Minutos después, apareció la doctora. Cabello rubio, ojos verdes, piel blanca, con pequeñas pecas, delgada. “Hola, Carlos”, me dijo estrechando mi mano. Ya por ahí me descolocó. “¿Cuándo fue que llegaste?”. Le eché el cuento desde el principio: Venezuela, mi familia, mi viaje. “¿A qué te dedicás?”, me soltó tocándome la rodilla.

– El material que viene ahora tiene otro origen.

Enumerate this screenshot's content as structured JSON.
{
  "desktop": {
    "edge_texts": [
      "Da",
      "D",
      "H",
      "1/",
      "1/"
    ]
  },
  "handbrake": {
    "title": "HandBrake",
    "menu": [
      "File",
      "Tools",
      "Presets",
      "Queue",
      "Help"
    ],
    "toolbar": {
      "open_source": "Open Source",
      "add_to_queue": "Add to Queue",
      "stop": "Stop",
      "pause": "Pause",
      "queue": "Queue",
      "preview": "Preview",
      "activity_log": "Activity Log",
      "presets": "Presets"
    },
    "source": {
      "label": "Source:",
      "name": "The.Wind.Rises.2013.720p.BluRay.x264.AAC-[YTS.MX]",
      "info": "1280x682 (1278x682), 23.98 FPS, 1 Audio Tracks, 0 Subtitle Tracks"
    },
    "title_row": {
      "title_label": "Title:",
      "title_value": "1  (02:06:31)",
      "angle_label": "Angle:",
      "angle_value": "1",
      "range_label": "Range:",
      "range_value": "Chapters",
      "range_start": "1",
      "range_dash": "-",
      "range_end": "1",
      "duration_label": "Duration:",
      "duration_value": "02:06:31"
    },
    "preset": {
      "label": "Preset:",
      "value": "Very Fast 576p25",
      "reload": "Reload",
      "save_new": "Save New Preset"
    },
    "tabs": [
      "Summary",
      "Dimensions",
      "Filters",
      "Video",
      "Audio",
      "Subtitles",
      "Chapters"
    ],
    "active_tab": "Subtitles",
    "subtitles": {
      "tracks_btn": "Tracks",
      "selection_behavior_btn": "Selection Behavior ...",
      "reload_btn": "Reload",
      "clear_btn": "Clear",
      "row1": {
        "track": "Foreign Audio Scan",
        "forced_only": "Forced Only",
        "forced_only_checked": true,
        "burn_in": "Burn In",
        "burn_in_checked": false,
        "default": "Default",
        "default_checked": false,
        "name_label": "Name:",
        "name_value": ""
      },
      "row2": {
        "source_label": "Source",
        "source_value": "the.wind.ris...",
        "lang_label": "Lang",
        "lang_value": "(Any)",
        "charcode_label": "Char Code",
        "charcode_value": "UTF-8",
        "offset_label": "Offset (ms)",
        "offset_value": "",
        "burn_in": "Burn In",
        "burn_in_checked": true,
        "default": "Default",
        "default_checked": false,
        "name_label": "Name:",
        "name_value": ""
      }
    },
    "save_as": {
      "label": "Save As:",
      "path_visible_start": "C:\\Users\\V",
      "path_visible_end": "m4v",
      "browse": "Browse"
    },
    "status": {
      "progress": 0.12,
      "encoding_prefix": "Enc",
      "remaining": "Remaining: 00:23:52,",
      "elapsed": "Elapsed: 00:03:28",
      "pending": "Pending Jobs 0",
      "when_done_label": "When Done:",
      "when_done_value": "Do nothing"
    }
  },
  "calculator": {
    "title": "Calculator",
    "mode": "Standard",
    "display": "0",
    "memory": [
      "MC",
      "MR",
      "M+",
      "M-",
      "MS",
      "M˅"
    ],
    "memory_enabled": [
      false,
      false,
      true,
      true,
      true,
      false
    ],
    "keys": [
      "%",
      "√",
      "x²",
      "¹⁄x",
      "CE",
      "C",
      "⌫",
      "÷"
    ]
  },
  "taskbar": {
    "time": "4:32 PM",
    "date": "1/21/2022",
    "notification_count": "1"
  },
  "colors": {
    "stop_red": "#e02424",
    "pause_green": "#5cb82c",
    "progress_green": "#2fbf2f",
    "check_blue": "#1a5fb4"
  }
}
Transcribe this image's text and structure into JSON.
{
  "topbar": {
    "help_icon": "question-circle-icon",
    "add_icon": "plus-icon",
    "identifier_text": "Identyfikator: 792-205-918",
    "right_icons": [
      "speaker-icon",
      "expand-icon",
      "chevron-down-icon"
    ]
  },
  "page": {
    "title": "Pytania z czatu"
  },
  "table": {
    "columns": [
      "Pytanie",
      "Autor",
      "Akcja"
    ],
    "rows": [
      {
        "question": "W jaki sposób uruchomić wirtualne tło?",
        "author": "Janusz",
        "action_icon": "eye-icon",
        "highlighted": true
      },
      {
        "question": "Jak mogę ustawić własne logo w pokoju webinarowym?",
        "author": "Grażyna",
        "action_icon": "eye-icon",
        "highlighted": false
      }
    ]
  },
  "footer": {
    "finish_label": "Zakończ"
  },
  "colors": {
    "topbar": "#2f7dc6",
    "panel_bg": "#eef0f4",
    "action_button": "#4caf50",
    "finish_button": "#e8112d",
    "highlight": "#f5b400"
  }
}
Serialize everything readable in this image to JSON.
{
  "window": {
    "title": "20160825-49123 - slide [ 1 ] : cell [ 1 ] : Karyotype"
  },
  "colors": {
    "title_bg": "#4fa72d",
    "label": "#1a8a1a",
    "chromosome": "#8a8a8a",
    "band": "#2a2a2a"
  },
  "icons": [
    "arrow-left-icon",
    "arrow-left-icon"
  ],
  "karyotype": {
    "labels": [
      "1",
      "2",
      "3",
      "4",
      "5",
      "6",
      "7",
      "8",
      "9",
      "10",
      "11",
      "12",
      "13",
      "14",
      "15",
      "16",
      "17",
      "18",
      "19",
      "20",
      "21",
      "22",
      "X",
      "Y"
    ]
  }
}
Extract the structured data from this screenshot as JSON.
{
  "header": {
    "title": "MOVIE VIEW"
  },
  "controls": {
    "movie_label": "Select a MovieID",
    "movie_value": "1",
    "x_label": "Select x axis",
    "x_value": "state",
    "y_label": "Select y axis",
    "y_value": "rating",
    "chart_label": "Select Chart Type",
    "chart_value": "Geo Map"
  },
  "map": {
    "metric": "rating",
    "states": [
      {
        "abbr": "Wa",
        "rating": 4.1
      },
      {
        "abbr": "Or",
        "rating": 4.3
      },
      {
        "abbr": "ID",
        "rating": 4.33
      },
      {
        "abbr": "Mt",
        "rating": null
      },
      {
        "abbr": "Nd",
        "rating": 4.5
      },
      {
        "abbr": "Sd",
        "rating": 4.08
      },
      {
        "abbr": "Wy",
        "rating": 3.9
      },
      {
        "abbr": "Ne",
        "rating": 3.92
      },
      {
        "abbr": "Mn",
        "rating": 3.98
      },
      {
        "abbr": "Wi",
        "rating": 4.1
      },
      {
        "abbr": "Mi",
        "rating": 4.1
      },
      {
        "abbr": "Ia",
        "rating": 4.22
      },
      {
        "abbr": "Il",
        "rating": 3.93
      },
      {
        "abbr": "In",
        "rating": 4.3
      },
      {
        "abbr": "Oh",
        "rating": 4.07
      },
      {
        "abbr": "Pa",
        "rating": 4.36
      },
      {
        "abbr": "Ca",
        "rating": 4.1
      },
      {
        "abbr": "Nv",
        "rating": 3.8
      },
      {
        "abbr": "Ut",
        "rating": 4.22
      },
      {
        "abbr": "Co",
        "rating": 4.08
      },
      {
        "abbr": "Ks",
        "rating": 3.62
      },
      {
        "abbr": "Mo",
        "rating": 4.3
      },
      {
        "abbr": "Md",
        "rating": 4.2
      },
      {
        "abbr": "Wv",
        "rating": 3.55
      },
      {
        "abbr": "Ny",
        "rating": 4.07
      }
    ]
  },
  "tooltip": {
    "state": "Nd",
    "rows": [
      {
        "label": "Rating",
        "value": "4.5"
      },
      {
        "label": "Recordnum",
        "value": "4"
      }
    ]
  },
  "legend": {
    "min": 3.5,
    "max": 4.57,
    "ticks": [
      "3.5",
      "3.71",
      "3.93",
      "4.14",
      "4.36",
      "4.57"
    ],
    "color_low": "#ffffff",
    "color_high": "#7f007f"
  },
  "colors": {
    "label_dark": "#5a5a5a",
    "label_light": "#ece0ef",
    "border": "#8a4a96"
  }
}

Fue un gesto de empatía especial. “Qué bueno que pudiste salir, Carlos”, replicó con una sonrisa tierna. “Gracias a ustedes por recibirme”, dije, mirándola a los ojos.

Pude ver que no sentía lástima; al contrario, sentí, repito, una solidaridad tremenda con los venezolanos. Cuando le dije que había sido profesor universitario de la Universidad Central de Venezuela, los ojos se le aguaron un poco. Al despedirme, las abracé dos veces. Luego, ya en la despedida, me dijo: “Querido, no tenés nada. Eso es emocional. Por acá han venido tus compatriotas igual. Trata de respirar. Pídele a Dios fortaleza”. Aquel mensaje, en boca de una doctora, me sorprendió. La última frase me dejó pensando toda la noche.

 

En alguna parte de mí me sentía orgulloso de tener unas manos como las mías. Me estaban sirviendo para sobrevivir.

La cocina como trinchera

Luego de dos meses en la pizzería supe que se podía hacer un trabajo arqueológico a través de mis manos de inmigrante. Hacer el trabajo del guerrero, así como mi padre, sin quejarme ni hacerme la víctima. Aprendí a burlar el dolor. Lograba no prestarle atención al cansancio.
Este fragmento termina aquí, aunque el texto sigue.